Nous assisterons à une baisse substantielle du nombre de projets de formation financés par le CPF, mettant ainsi à mal un marché de la formation professionnelle qui peine à s’adapter à des politiques gouvernementales variantes. Seront particulièrement touchées, les parcours qui accueillent des publics en reconversion, le bilan de compétences en tête. Plus le montant du reste à charge sera important et plus il y aura de la « casse » dans le secteur de la formation professionnelle. Un grand nombre d’organismes vivent du financement CPF !
Quels sont les arguments des partisans du reste à charge du CPF et comment y répondez-vous ?
Le gouvernement avance l’argument de la lutte anti-fraude pour justifier de la mise en place du reste à charge. De mon point de vue, il s’agit d’un argument fallacieux qui cache des soucis budgétaires. D’une part, l’absence de contrôle des prestataires inscrits sur Mon compte formation et l’incompétence dans le traitement de la fraude ont creusé un budget déjà dépassé par le succès du CPF. D’autre part, le gouvernement privilégie l’emploi des jeunes, ce qui est louable, au travers du financement de l’apprentissage. Mais le CPF a toujours son rôle à jouer pour corriger les erreurs d’orientation, se lancer dans l’entreprenariat, acquérir un diplôme par la VAE, apprendre des langues étrangères ou des logiciels informatiques, acquérir de nouvelles compétences ou les parfaire, parce que la formation tout au long de la vie est essentielle à l’agilité d’un pays.
Enfin nombre d’entreprises se réjouissent de reprendre la main sur les projets de formation de leurs collaborateurs, dans un esprit que je juge « paternaliste ». Financer le CPF et qu’il soit utilisé librement, la pilule avait du mal à passer pour certains employeurs. Cet amendement 705 est un retour vers les bonnes vieilles pratiques : les RH pourront décider quels parts à charge de quels projets ils financeront. Il y a fort à parier qu’il s’agira de formations permettant une meilleure productivité.
Quels autres moyens utilisez-vous pour faire entendre votre voix sur cette question et quels résultats avez-vous obtenus jusqu’à présent ?
La pétition parue à la veille des fêtes de fin d’année a déjà recueilli plus de 1000 signatures. Elle est essentiellement diffusée via les réseaux sociaux. Relayée par des organismes de formation ou des indépendants, tous les actifs sont appelés à la signer pour défendre leur budget de formation.
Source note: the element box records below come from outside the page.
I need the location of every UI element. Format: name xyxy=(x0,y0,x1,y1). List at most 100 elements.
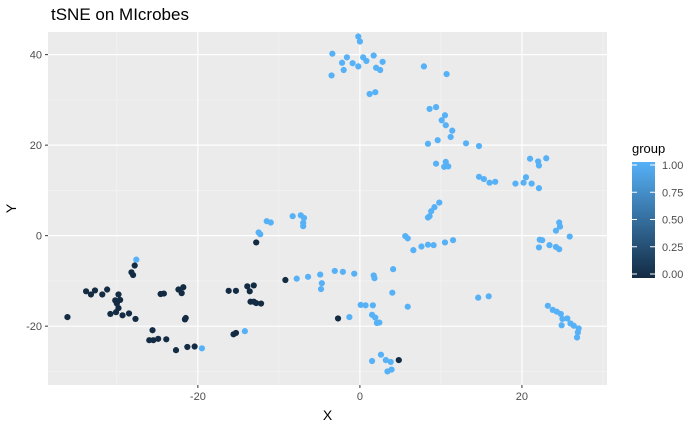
data-point xyxy=(149,327,156,334)
data-point xyxy=(449,237,457,244)
data-point xyxy=(172,347,180,354)
data-point xyxy=(351,270,358,277)
data-point xyxy=(163,336,170,343)
data-point xyxy=(340,66,347,74)
data-point xyxy=(526,155,534,162)
data-point xyxy=(432,104,440,111)
data-point xyxy=(441,112,449,119)
data-point xyxy=(180,284,187,291)
data-point xyxy=(133,256,140,263)
data-point xyxy=(424,214,432,221)
data-point xyxy=(150,337,157,344)
y-axis-label: Y xyxy=(3,203,19,213)
data-point xyxy=(462,140,470,147)
data-point xyxy=(198,345,206,352)
data-point xyxy=(424,140,432,147)
data-point xyxy=(410,247,417,254)
data-point xyxy=(317,271,324,278)
data-point xyxy=(443,70,450,78)
data-point xyxy=(346,314,353,321)
data-point xyxy=(570,322,577,329)
plot-panel xyxy=(48,32,607,385)
data-point xyxy=(442,158,449,165)
data-point xyxy=(376,319,383,326)
data-point xyxy=(447,133,454,141)
data-point xyxy=(368,357,376,365)
data-point xyxy=(424,241,432,248)
legend-label: 0.00 xyxy=(662,269,683,281)
y-tick-label: 20 xyxy=(30,140,42,152)
data-point xyxy=(246,288,253,295)
data-point xyxy=(475,142,483,150)
data-point xyxy=(99,291,106,298)
chart-title: tSNE on MIcrobes xyxy=(51,5,189,24)
data-point xyxy=(263,218,270,225)
data-point xyxy=(557,310,564,318)
data-point xyxy=(355,33,362,40)
data-point xyxy=(304,273,312,280)
data-point xyxy=(404,235,411,242)
data-point xyxy=(91,287,99,294)
data-point xyxy=(566,233,573,240)
data-point xyxy=(370,52,377,59)
data-point xyxy=(104,286,111,293)
data-point xyxy=(426,105,433,113)
data-point xyxy=(556,223,564,230)
x-tick-label: 20 xyxy=(516,391,528,403)
data-point xyxy=(107,310,114,318)
legend-label: 0.25 xyxy=(662,242,683,254)
data-point xyxy=(317,285,325,293)
data-point xyxy=(125,310,133,317)
data-point xyxy=(441,239,449,246)
data-point xyxy=(343,54,351,61)
data-point xyxy=(430,242,437,249)
grid-major xyxy=(48,32,607,385)
data-point xyxy=(436,199,443,206)
data-point xyxy=(387,358,394,366)
data-point xyxy=(82,288,90,295)
grid-minor xyxy=(48,32,607,385)
data-point xyxy=(117,296,124,304)
data-point xyxy=(475,294,482,301)
x-tick-label: 0 xyxy=(357,391,363,403)
legend-label: 0.75 xyxy=(662,187,683,199)
data-point xyxy=(404,303,411,310)
x-axis-label: X xyxy=(323,407,333,423)
data-point xyxy=(155,335,162,342)
data-point xyxy=(573,334,581,341)
data-point xyxy=(282,276,289,284)
data-point xyxy=(119,312,126,319)
axes: -20 0 20 -20 0 20 40 xyxy=(26,50,528,403)
data-point xyxy=(331,267,338,275)
data-point xyxy=(115,291,122,298)
data-point xyxy=(485,293,492,300)
data-point xyxy=(428,208,435,215)
data-point xyxy=(250,282,257,289)
data-point xyxy=(363,57,370,65)
data-point xyxy=(87,291,95,298)
data-point xyxy=(329,50,336,57)
data-point xyxy=(257,300,265,307)
data-point xyxy=(389,289,396,296)
data-point xyxy=(356,38,364,45)
data-point xyxy=(539,237,546,244)
data-point xyxy=(434,137,441,144)
data-point xyxy=(132,315,139,323)
data-point xyxy=(328,72,335,79)
legend-ticks: 1.00 0.75 0.50 0.25 0.00 xyxy=(632,160,683,281)
data-point xyxy=(253,239,260,246)
data-point xyxy=(184,343,191,351)
data-point xyxy=(366,90,373,98)
data-point xyxy=(418,243,425,250)
y-tick-label: 0 xyxy=(36,231,42,243)
data-point xyxy=(377,66,384,74)
data-point xyxy=(293,275,300,282)
data-point xyxy=(318,280,325,287)
y-tick-label: -20 xyxy=(26,321,42,333)
data-point xyxy=(420,63,428,70)
data-point xyxy=(442,122,449,129)
data-point xyxy=(131,262,138,269)
data-point xyxy=(191,343,198,350)
data-point xyxy=(390,266,397,273)
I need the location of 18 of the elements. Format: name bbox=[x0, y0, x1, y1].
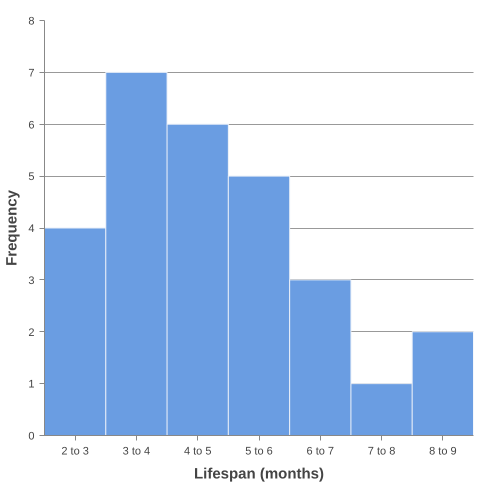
x-tick-label: 2 to 3 bbox=[61, 446, 89, 458]
x-axis-title: Lifespan (months) bbox=[194, 466, 324, 482]
x-tick-label: 7 to 8 bbox=[368, 446, 396, 458]
y-tick-label: 3 bbox=[28, 274, 35, 287]
y-tick-label: 2 bbox=[28, 326, 35, 339]
y-tick-label: 7 bbox=[28, 67, 35, 80]
y-tick-label: 4 bbox=[28, 223, 35, 235]
y-tick-label: 5 bbox=[28, 171, 35, 184]
x-tick-label: 4 to 5 bbox=[184, 446, 212, 458]
y-tick-label: 8 bbox=[28, 16, 35, 28]
x-tick-label: 6 to 7 bbox=[306, 446, 334, 458]
x-tick-label: 3 to 4 bbox=[122, 446, 150, 458]
y-axis-title: Frequency bbox=[3, 189, 20, 266]
y-tick-label: 1 bbox=[28, 378, 35, 391]
y-tick-label: 0 bbox=[28, 430, 35, 442]
x-tick-label: 8 to 9 bbox=[429, 446, 457, 458]
y-tick-label: 6 bbox=[28, 119, 35, 132]
x-tick-label: 5 to 6 bbox=[245, 446, 273, 458]
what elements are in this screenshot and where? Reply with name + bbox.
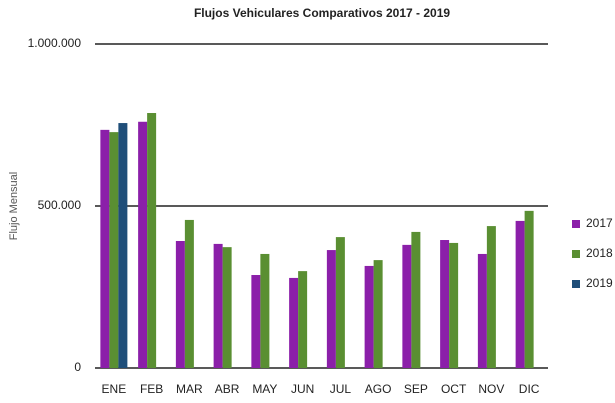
bar [175, 240, 185, 368]
legend-label: 2018 [586, 246, 613, 260]
legend-swatch [572, 280, 580, 288]
y-tick-label: 500.000 [38, 198, 82, 212]
x-tick-label: ABR [215, 382, 240, 396]
x-tick-label: FEB [140, 382, 163, 396]
bar [118, 123, 128, 368]
x-tick-label: SEP [404, 382, 428, 396]
x-tick-label: DIC [519, 382, 540, 396]
bar [335, 237, 345, 368]
legend-label: 2017 [586, 216, 613, 230]
bar [109, 132, 119, 368]
bar [260, 253, 270, 368]
x-tick-label: JUL [330, 382, 352, 396]
bar [289, 277, 299, 368]
bar [515, 220, 525, 368]
legend-swatch [572, 220, 580, 228]
bar [402, 244, 412, 368]
bar [524, 210, 534, 368]
x-tick-label: MAR [176, 382, 203, 396]
bar [440, 240, 450, 368]
bar [147, 113, 157, 369]
bar [477, 253, 487, 368]
chart-title: Flujos Vehiculares Comparativos 2017 - 2… [194, 6, 450, 20]
legend-label: 2019 [586, 276, 613, 290]
x-tick-label: OCT [441, 382, 467, 396]
bar [184, 219, 194, 368]
x-tick-label: AGO [365, 382, 392, 396]
y-tick-label: 1.000.000 [28, 36, 82, 50]
bar [138, 121, 148, 368]
bar [449, 242, 459, 368]
bar [298, 271, 308, 368]
x-tick-label: NOV [478, 382, 504, 396]
bar [213, 243, 223, 368]
bar [222, 247, 232, 368]
x-tick-label: ENE [102, 382, 127, 396]
bar [326, 250, 336, 368]
bar [486, 226, 496, 368]
x-tick-label: JUN [291, 382, 314, 396]
bar [411, 231, 421, 368]
y-tick-label: 0 [74, 360, 81, 374]
bar [373, 260, 383, 368]
y-axis-label: Flujo Mensual [8, 172, 20, 240]
bar [100, 129, 110, 368]
bar [251, 275, 261, 368]
legend-swatch [572, 250, 580, 258]
x-tick-label: MAY [252, 382, 277, 396]
bar [364, 265, 374, 368]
Au-delà de l’aspect financier, il s’agit de préserver son autonomie dans la gestion de sa carrière, refuser que seules les entreprises puissent décider qui doit se former et sur quels sujets.
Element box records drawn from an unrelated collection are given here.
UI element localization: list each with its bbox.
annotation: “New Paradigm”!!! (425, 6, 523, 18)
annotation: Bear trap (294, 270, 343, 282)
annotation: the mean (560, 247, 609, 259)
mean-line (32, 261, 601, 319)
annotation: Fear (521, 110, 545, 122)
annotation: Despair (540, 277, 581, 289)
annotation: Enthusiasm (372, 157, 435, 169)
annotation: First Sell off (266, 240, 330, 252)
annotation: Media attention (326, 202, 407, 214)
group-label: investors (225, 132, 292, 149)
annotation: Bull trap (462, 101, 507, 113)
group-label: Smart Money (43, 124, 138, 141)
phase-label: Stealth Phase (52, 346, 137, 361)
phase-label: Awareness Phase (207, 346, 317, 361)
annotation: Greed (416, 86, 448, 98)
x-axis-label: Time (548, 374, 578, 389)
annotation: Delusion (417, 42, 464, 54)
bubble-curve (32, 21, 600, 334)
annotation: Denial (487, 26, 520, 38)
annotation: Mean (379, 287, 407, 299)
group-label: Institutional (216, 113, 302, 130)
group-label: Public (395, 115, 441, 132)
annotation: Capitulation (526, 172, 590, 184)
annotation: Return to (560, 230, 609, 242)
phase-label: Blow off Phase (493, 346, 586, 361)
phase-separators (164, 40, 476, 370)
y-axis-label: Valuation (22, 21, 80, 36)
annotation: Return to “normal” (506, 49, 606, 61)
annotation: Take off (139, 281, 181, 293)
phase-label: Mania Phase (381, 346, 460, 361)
J’ai pris contact avec des élus et des syndicats de salariés, prochainement avec des fédérations professionnelles de la formation.
La création d’un collectif contre la part à charge obligatoire du CPF devrait voir le jour.
Quel est votre appel à l’action pour inciter les personnes à signer votre pétition et à soutenir votre cause ?
Défendez votre pouvoir d’achat de formation, votre avenir professionnel en dépend, en signant la pétition NON A LA PART CHARGE OBLIGATOIRE AU FINANCEMENT CPF DE FORMATIONS.